Il cliente/fornitore estero continuerà a ricevere/inviare la fattura in formato cartaceo (di norma un PDF via mail) ma le aziende italiane dovranno organizzarsi per l’invio delle fatture attive e soprattutto delle fatture passive al SDI.

Fatture Attive

In caso di operazioni attive (intracomunitarie o extra-UE) la fattura dovrà essere invita allo SDI con codice destinatario XXXXXXX.

Fatture Passive

Sarà onere dell’impresa italiana creare il file XML con i dati della fattura cartacea e trasmetterlo al Sistema di Interscambio in caso di acquisti dall’estero.

A tal proposito l’Agenzia delle entrate ha pubblicato in data 28 ottobre 2021 le nuove specifiche tecniche (versione 1.7, in vigore dal 1° gennaio 2022).

Per le fatture passive (ricevute da soggetti esteri) occorrerà emettere l’integrazione o l’autofattura entro il giorno 15 del mese successivo a quello in cui sono stati ricevuti i documenti che provano l’effettuazione dell’operazione indicando il tipo documento più appropriato fra i seguenti:

  • TD16 per l’integrazione fattura per reverse charge interno;
  • TD17 per l’integrazione/autofattura per acquisto servizi dall’estero;
  • TD18 per l’integrazione per acquisto di beni intracomunitari;
  • TD19 per l’integrazione/autofattura per acquisto di beni art. 17, comma 2 del D.P.R. n. 633/1972 (applicazione dell’imposta da parte dei cessionari o committenti stabiliti qualora l’operazione sia posta in essere da parte di un soggetto estero privo di stabile organizzazione in Italia);
  • TD20 per l’autofattura per regolarizzazione e integrazione delle fatture.
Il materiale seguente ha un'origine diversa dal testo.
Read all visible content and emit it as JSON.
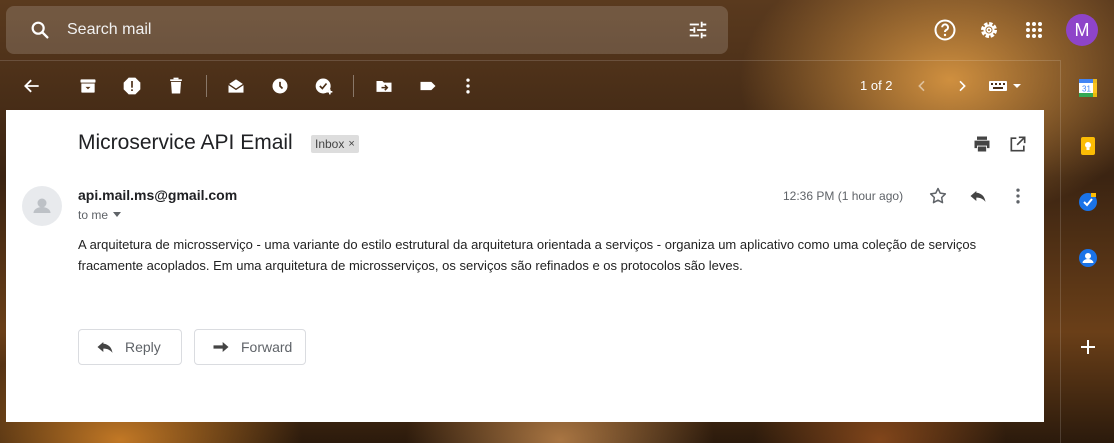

Tabella codici Tipi di Documento fatture elettroniche

Sono stati aggiunti nuovi tipi di documento per individuare meglio la tipologia di fattura elettronica, permettendo così all’Agenzia delle Entrate di essere più precisa nella elaborazione della dichiarazione IVA precompilata. Di seguito riportiamo la tabella completa ad oggi, con tutte le tipologie di fatture elettroniche previste, evidenziando in grassetto quelle nuove.

TD01 Fattura
TD02 Acconto/Anticipo su fattura
TD03 Acconto/Anticipo su parcella
TD04 Nota di Credito
TD05 Nota di Debito
TD06 Parcella
TD16 Integrazione fattura reverse charge interno
TD17 Integrazione/autofattura per acquisto servizi dall’estero
TD18  Integrazione per acquisto di beni intracomunitari
TD19  Integrazione/autofattura per acquisto di beni ex art. 17, c. 2, D.P.R. n. 633/1972
TD20 Autofattura per regolarizzazione e integrazione delle fatture (art. 6, c. 8, D.Lgs. n. 471/1997 o art. 46, c. 5, D.L. n. 331/1993)
TD21  Autofattura per splafonamento
TD22  Estrazione beni da Deposito IVA
TD23  Estrazione beni da Deposito IVA con versamento dell’IVA
TD24  Fattura differita di cui all’art. 21, comma 4, lett. a)
TD25  Fattura differita di cui all’art. 21, comma 4, terzo Periodo, lett. b)
TD26  Cessione di beni ammortizzabili e per passaggi interni (ex art. 36 D.P.R. n. 633/1972)
TD27 Fattura per autoconsumo o per cessioni gratuite senza rivalsa

 

In particolare è stata ampliata la categoria relativa alle fatture in reverse charge: mentre prima esisteva solo la categoria TD20 – Autofattura, adesso sarà possibile scegliere tra quattro tipologie di documento (dal TD16 al TD19).

Inoltre il tipo documento TD20 – Autofattura dovrà essere utilizzato solo per l’emissione dell’autofattura spia ossia la fattura che l’acquirente emette per denunciare la mancata emissione della fattura da parte del fornitore, passati 4 mesi dall’effettuazione dell’operazione; per gli altri casi di emissione di autofattura, come ad esempio l’autoconsumo, omaggi, reverse charge, occorre utilizzare i codici nuovi (come il TD27 per autoconsumo e cessioni gratuite).